Despite this, Suntech has lowered its FY shipment guidance from of 2.1 to 2.5 GW, to between 1.8 and 2 GW. It further expects to see a Q3 2012 gross margin in the low single digits range. Commenting, new CEO, David King said, "In the second half of this year, we will continue to drive down cost, negotiate better terms with our suppliers, and stringently manage working capital. We will also manage the balance between price and volume in order to improve margins. For that reason, we have decided to reduce our annual shipment target to the range of 1.8GW to 2.0GW."
Regarding the publication of its actual Q2 results, Suntech said it is "not in a position to provide additional financial data", due to its current assessment of the "potential impact of the GSF investigation and its dispute with a supplier on its consolidated financial statements."

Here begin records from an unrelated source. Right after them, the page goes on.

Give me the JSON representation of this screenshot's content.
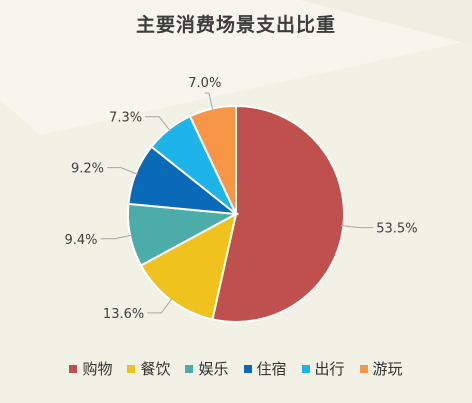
{
  "chart_data": {
    "type": "pie",
    "title": "主要消费场景支出比重",
    "categories": [
      "购物",
      "餐饮",
      "娱乐",
      "住宿",
      "出行",
      "游玩"
    ],
    "values": [
      53.5,
      13.6,
      9.4,
      9.2,
      7.3,
      7.0
    ],
    "labels": [
      "53.5%",
      "13.6%",
      "9.4%",
      "9.2%",
      "7.3%",
      "7.0%"
    ],
    "colors": [
      "#c0504d",
      "#f0c21e",
      "#4bacaa",
      "#0b6ab8",
      "#1eb4ea",
      "#f79646"
    ],
    "legend_position": "bottom"
  }
}
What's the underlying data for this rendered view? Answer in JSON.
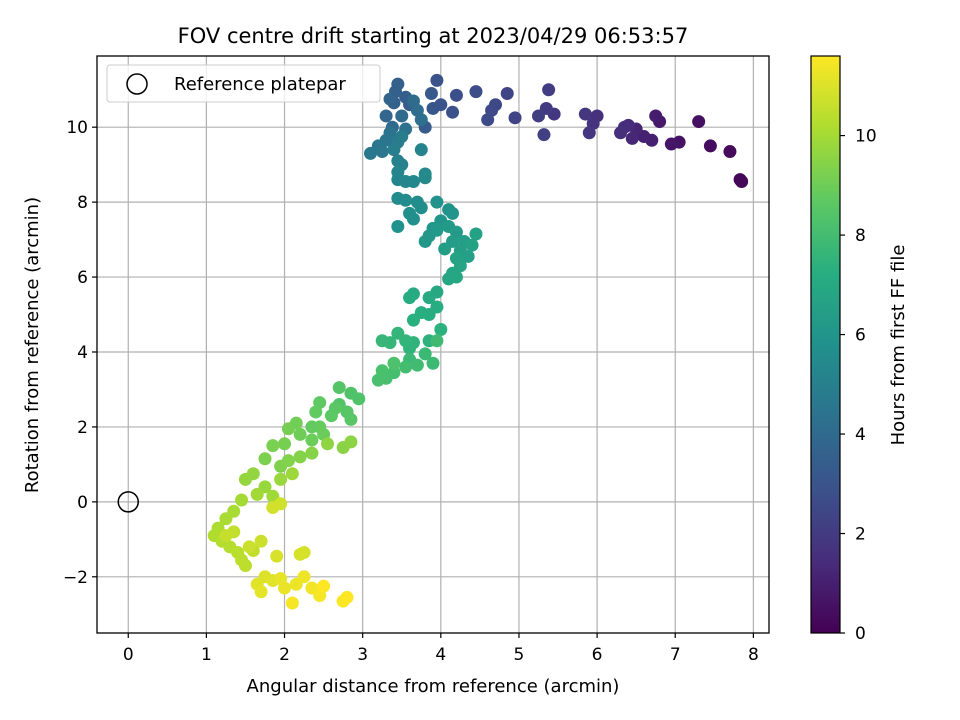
{
  "chart_data": {
    "type": "scatter",
    "title": "FOV centre drift starting at 2023/04/29 06:53:57",
    "xlabel": "Angular distance from reference (arcmin)",
    "ylabel": "Rotation from reference (arcmin)",
    "xlim": [
      -0.4,
      8.2
    ],
    "ylim": [
      -3.5,
      11.9
    ],
    "x_ticks": [
      0,
      1,
      2,
      3,
      4,
      5,
      6,
      7,
      8
    ],
    "y_ticks": [
      -2,
      0,
      2,
      4,
      6,
      8,
      10
    ],
    "x_tick_labels": [
      "0",
      "1",
      "2",
      "3",
      "4",
      "5",
      "6",
      "7",
      "8"
    ],
    "y_tick_labels": [
      "−2",
      "0",
      "2",
      "4",
      "6",
      "8",
      "10"
    ],
    "grid": true,
    "legend": {
      "position": "top-left",
      "entries": [
        "Reference platepar"
      ]
    },
    "reference_point": {
      "x": 0,
      "y": 0,
      "label": "Reference platepar"
    },
    "colorbar": {
      "label": "Hours from first FF file",
      "colormap": "viridis",
      "range": [
        0,
        11.6
      ],
      "ticks": [
        0,
        2,
        4,
        6,
        8,
        10
      ],
      "tick_labels": [
        "0",
        "2",
        "4",
        "6",
        "8",
        "10"
      ]
    },
    "points": [
      [
        7.83,
        8.6,
        0.1
      ],
      [
        7.85,
        8.55,
        0.2
      ],
      [
        7.7,
        9.35,
        0.3
      ],
      [
        7.45,
        9.5,
        0.4
      ],
      [
        7.3,
        10.15,
        0.5
      ],
      [
        7.05,
        9.6,
        0.6
      ],
      [
        6.95,
        9.55,
        0.7
      ],
      [
        6.8,
        10.15,
        0.8
      ],
      [
        6.75,
        10.3,
        0.9
      ],
      [
        6.7,
        9.65,
        1.0
      ],
      [
        6.6,
        9.75,
        1.1
      ],
      [
        6.5,
        9.95,
        1.2
      ],
      [
        6.45,
        9.7,
        1.3
      ],
      [
        6.4,
        10.05,
        1.4
      ],
      [
        6.35,
        10.0,
        1.5
      ],
      [
        6.3,
        9.85,
        1.55
      ],
      [
        6.0,
        10.3,
        1.6
      ],
      [
        5.95,
        10.1,
        1.7
      ],
      [
        5.9,
        9.85,
        1.8
      ],
      [
        5.85,
        10.35,
        1.85
      ],
      [
        5.45,
        10.35,
        1.9
      ],
      [
        5.35,
        10.5,
        2.0
      ],
      [
        5.38,
        11.0,
        2.05
      ],
      [
        5.25,
        10.3,
        2.1
      ],
      [
        5.32,
        9.8,
        2.2
      ],
      [
        4.95,
        10.25,
        2.3
      ],
      [
        4.85,
        10.9,
        2.4
      ],
      [
        4.7,
        10.6,
        2.5
      ],
      [
        4.65,
        10.45,
        2.55
      ],
      [
        4.6,
        10.2,
        2.6
      ],
      [
        4.45,
        10.95,
        2.7
      ],
      [
        4.2,
        10.85,
        2.8
      ],
      [
        4.15,
        10.4,
        2.9
      ],
      [
        3.95,
        11.25,
        3.0
      ],
      [
        4.0,
        10.6,
        3.05
      ],
      [
        3.9,
        10.5,
        3.1
      ],
      [
        3.88,
        10.9,
        3.2
      ],
      [
        3.8,
        10.0,
        3.3
      ],
      [
        3.6,
        10.6,
        3.4
      ],
      [
        3.55,
        10.8,
        3.45
      ],
      [
        3.45,
        11.15,
        3.5
      ],
      [
        3.42,
        10.95,
        3.55
      ],
      [
        3.4,
        10.65,
        3.6
      ],
      [
        3.35,
        10.75,
        3.7
      ],
      [
        3.3,
        10.3,
        3.8
      ],
      [
        3.38,
        10.0,
        3.9
      ],
      [
        3.5,
        10.3,
        4.0
      ],
      [
        3.65,
        10.7,
        4.05
      ],
      [
        3.7,
        10.45,
        4.1
      ],
      [
        3.75,
        10.2,
        4.2
      ],
      [
        3.55,
        9.95,
        4.3
      ],
      [
        3.35,
        9.85,
        4.4
      ],
      [
        3.3,
        9.65,
        4.5
      ],
      [
        3.2,
        9.5,
        4.55
      ],
      [
        3.25,
        9.35,
        4.6
      ],
      [
        3.1,
        9.3,
        4.7
      ],
      [
        3.45,
        9.6,
        4.8
      ],
      [
        3.5,
        9.75,
        4.85
      ],
      [
        3.4,
        9.4,
        4.9
      ],
      [
        3.45,
        9.1,
        5.0
      ],
      [
        3.5,
        9.0,
        5.05
      ],
      [
        3.75,
        9.4,
        5.1
      ],
      [
        3.45,
        8.8,
        5.2
      ],
      [
        3.45,
        8.6,
        5.25
      ],
      [
        3.55,
        8.55,
        5.3
      ],
      [
        3.65,
        8.55,
        5.35
      ],
      [
        3.8,
        8.75,
        5.4
      ],
      [
        3.8,
        8.65,
        5.45
      ],
      [
        3.45,
        8.1,
        5.5
      ],
      [
        3.55,
        8.05,
        5.55
      ],
      [
        3.7,
        8.0,
        5.6
      ],
      [
        3.75,
        7.85,
        5.65
      ],
      [
        3.6,
        7.7,
        5.7
      ],
      [
        3.65,
        7.55,
        5.75
      ],
      [
        3.45,
        7.35,
        5.8
      ],
      [
        3.95,
        8.0,
        5.85
      ],
      [
        4.1,
        7.8,
        5.9
      ],
      [
        4.15,
        7.7,
        5.95
      ],
      [
        4.0,
        7.5,
        6.0
      ],
      [
        3.9,
        7.3,
        6.05
      ],
      [
        3.85,
        7.1,
        6.1
      ],
      [
        3.8,
        6.95,
        6.15
      ],
      [
        3.95,
        7.25,
        6.2
      ],
      [
        4.1,
        7.35,
        6.25
      ],
      [
        4.2,
        7.2,
        6.3
      ],
      [
        4.15,
        6.95,
        6.35
      ],
      [
        4.05,
        6.75,
        6.4
      ],
      [
        4.3,
        6.95,
        6.45
      ],
      [
        4.25,
        6.7,
        6.5
      ],
      [
        4.35,
        6.55,
        6.55
      ],
      [
        4.45,
        7.15,
        6.6
      ],
      [
        4.4,
        6.85,
        6.65
      ],
      [
        4.2,
        6.5,
        6.7
      ],
      [
        4.25,
        6.3,
        6.75
      ],
      [
        4.15,
        6.1,
        6.8
      ],
      [
        4.1,
        5.95,
        6.85
      ],
      [
        4.2,
        6.0,
        6.9
      ],
      [
        3.95,
        5.6,
        6.95
      ],
      [
        3.85,
        5.45,
        7.0
      ],
      [
        3.65,
        5.55,
        7.05
      ],
      [
        3.6,
        5.45,
        7.1
      ],
      [
        3.95,
        5.2,
        7.15
      ],
      [
        3.85,
        5.0,
        7.2
      ],
      [
        3.75,
        5.05,
        7.25
      ],
      [
        3.65,
        4.85,
        7.3
      ],
      [
        4.0,
        4.6,
        7.35
      ],
      [
        3.85,
        4.3,
        7.4
      ],
      [
        3.65,
        4.25,
        7.45
      ],
      [
        3.6,
        4.1,
        7.5
      ],
      [
        3.55,
        4.3,
        7.55
      ],
      [
        3.45,
        4.5,
        7.6
      ],
      [
        3.35,
        4.25,
        7.65
      ],
      [
        3.25,
        4.3,
        7.7
      ],
      [
        3.6,
        3.8,
        7.75
      ],
      [
        3.8,
        3.95,
        7.8
      ],
      [
        3.9,
        3.7,
        7.85
      ],
      [
        3.95,
        4.3,
        7.9
      ],
      [
        3.7,
        3.65,
        7.95
      ],
      [
        3.55,
        3.6,
        8.0
      ],
      [
        3.4,
        3.45,
        8.05
      ],
      [
        3.3,
        3.3,
        8.1
      ],
      [
        3.2,
        3.25,
        8.15
      ],
      [
        3.25,
        3.5,
        8.2
      ],
      [
        3.4,
        3.7,
        8.25
      ],
      [
        2.95,
        2.75,
        8.3
      ],
      [
        2.85,
        2.9,
        8.35
      ],
      [
        2.7,
        2.6,
        8.4
      ],
      [
        2.7,
        3.05,
        8.45
      ],
      [
        2.8,
        2.4,
        8.5
      ],
      [
        2.85,
        2.2,
        8.55
      ],
      [
        2.65,
        2.5,
        8.6
      ],
      [
        2.6,
        2.3,
        8.65
      ],
      [
        2.45,
        2.65,
        8.7
      ],
      [
        2.4,
        2.4,
        8.75
      ],
      [
        2.35,
        2.0,
        8.8
      ],
      [
        2.45,
        2.0,
        8.85
      ],
      [
        2.5,
        1.8,
        8.9
      ],
      [
        2.35,
        1.65,
        8.95
      ],
      [
        2.2,
        1.8,
        9.0
      ],
      [
        2.15,
        2.1,
        9.05
      ],
      [
        2.05,
        1.95,
        9.1
      ],
      [
        2.0,
        1.55,
        9.15
      ],
      [
        1.85,
        1.5,
        9.2
      ],
      [
        1.75,
        1.15,
        9.25
      ],
      [
        1.95,
        0.95,
        9.3
      ],
      [
        2.05,
        1.1,
        9.35
      ],
      [
        2.2,
        1.2,
        9.4
      ],
      [
        2.35,
        1.3,
        9.45
      ],
      [
        2.75,
        1.45,
        9.5
      ],
      [
        2.85,
        1.6,
        9.55
      ],
      [
        2.55,
        1.55,
        9.6
      ],
      [
        1.6,
        0.75,
        9.65
      ],
      [
        1.5,
        0.6,
        9.7
      ],
      [
        1.75,
        0.4,
        9.75
      ],
      [
        1.95,
        0.6,
        9.8
      ],
      [
        2.1,
        0.75,
        9.85
      ],
      [
        1.85,
        0.15,
        9.9
      ],
      [
        1.65,
        0.2,
        9.95
      ],
      [
        1.45,
        0.05,
        10.0
      ],
      [
        1.35,
        -0.25,
        10.05
      ],
      [
        1.25,
        -0.45,
        10.1
      ],
      [
        1.15,
        -0.7,
        10.15
      ],
      [
        1.1,
        -0.9,
        10.2
      ],
      [
        1.2,
        -1.05,
        10.25
      ],
      [
        1.3,
        -1.2,
        10.3
      ],
      [
        1.4,
        -1.35,
        10.35
      ],
      [
        1.45,
        -1.55,
        10.4
      ],
      [
        1.5,
        -1.7,
        10.45
      ],
      [
        1.6,
        -1.3,
        10.5
      ],
      [
        1.35,
        -0.8,
        10.55
      ],
      [
        1.25,
        -0.9,
        10.6
      ],
      [
        1.55,
        -1.2,
        10.65
      ],
      [
        1.7,
        -1.05,
        10.7
      ],
      [
        1.95,
        -0.05,
        10.75
      ],
      [
        1.85,
        -0.15,
        10.8
      ],
      [
        2.25,
        -1.35,
        10.85
      ],
      [
        2.2,
        -1.4,
        10.9
      ],
      [
        1.9,
        -1.45,
        10.95
      ],
      [
        1.75,
        -2.0,
        11.0
      ],
      [
        1.85,
        -2.1,
        11.05
      ],
      [
        1.65,
        -2.2,
        11.1
      ],
      [
        1.7,
        -2.4,
        11.15
      ],
      [
        1.95,
        -2.05,
        11.2
      ],
      [
        2.0,
        -2.3,
        11.25
      ],
      [
        2.15,
        -2.2,
        11.3
      ],
      [
        2.25,
        -2.0,
        11.35
      ],
      [
        2.35,
        -2.3,
        11.4
      ],
      [
        2.45,
        -2.5,
        11.45
      ],
      [
        2.1,
        -2.7,
        11.5
      ],
      [
        2.75,
        -2.65,
        11.55
      ],
      [
        2.8,
        -2.55,
        11.6
      ],
      [
        2.5,
        -2.25,
        11.6
      ]
    ]
  }
}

Referring to the news that criminal charges have been filed in Italy against the 80% Suntech-owned Global Solar Fund, S.C.A., Sicar (GSF), claiming it "illegally" built solar farms in the country, communications manager Europe, Björn Emde told pv magazine, "Many solar plants owned by other developers and in the same region of Italy were developed using a similar permit process. We have been advised by GSF management that the permit procedures were in compliance with all the relevant laws and regulations at the time of development. GSF management intends to contest the charges vigorously and expects to achieve a positive outcome."
He continued, "GSF management has recently informed Suntech that additional solar plants owned by GSF subsidiaries with a total installed capacity of approximately 17MWp are being investigated, but continue to operate and produce electricity. Suntech is continuing to work with the court-appointed manager and GSF management to further review all of the PV plants in their portfolio and to confirm that they are operating in line with our initial expectations."
In todays statement, King added, "We are continuing to pursue a number of options to refinance our 2013 convertible notes and intend to address this issue in the near future. In addition, we are making good progress with our due diligence of GSF assets and we will provide an update when we have new developments."